The fact that our everyday conception of causation comprises such different senses, coupled with the fact that anti-porn feminists do not say just what they mean by cause, ought to give us pause with respect to the debate about pornography.  Just what do anti-porn feminists mean when they assert that pornography causes harm, and what do pro-porn feminists and others mean in rejecting this proposition?  I shall argue that whereas anti-porn feminists mean (or ought to mean) one thing by cause when they claim that pornography causes women harm, their critics saddle them with a quite different and less tenable conception of causation.  That the two camps are usually talking past each other goes unnoticed in the literature, and the resulting confusion obscures the real issues of the debate.
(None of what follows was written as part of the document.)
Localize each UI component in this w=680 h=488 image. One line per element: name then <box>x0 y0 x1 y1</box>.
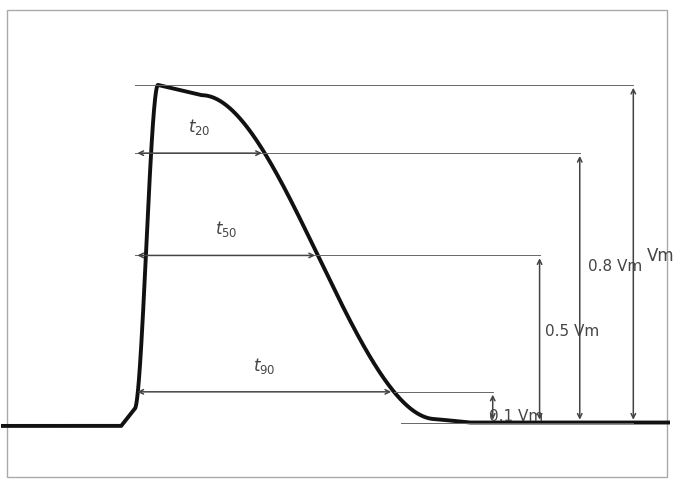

This paper aims to dispel this confusion by developing a philosophically defensible conception of causation to which anti-porn feminists can help themselves. [4]   This will have the effect of casting the anti-porn feminists causal argument in the most plausible light and rendering their position stronger than usually supposed.  This is meant not as a defense of their position (for the truth of their claims about pornography can only be decided empirically), but rather as an attempt to sift out irrelevant criticisms of their view and get down to the real issues of the dispute.  Once we have precisely defined the terms of the debate about pornography and harm, we can begin to see the serious objections that threaten the anti-porn feminist view.  The conception of causation provided by this paper, then, only partially defends anti-porn feminists against their critics; it also serves to highlight aspects of their argument that need work.

The paper takes the following shape.  Section 1 reconstructs the anti-porn feminists argument with an eye toward specifying just what kind of harm pornography is said to cause.  Section 2 examines the most common criticism of this view and uncovers the conception of causation that the critics assume is operative in the anti-porn feminist picture of pornography.  I shall argue that these criticisms are deflected by attributing to the anti-porn feminists a more reasonable conception of causation.  Section 3 concludes by briefly exploring the remaining difficulties that must be addressed by this more plausible causal argument.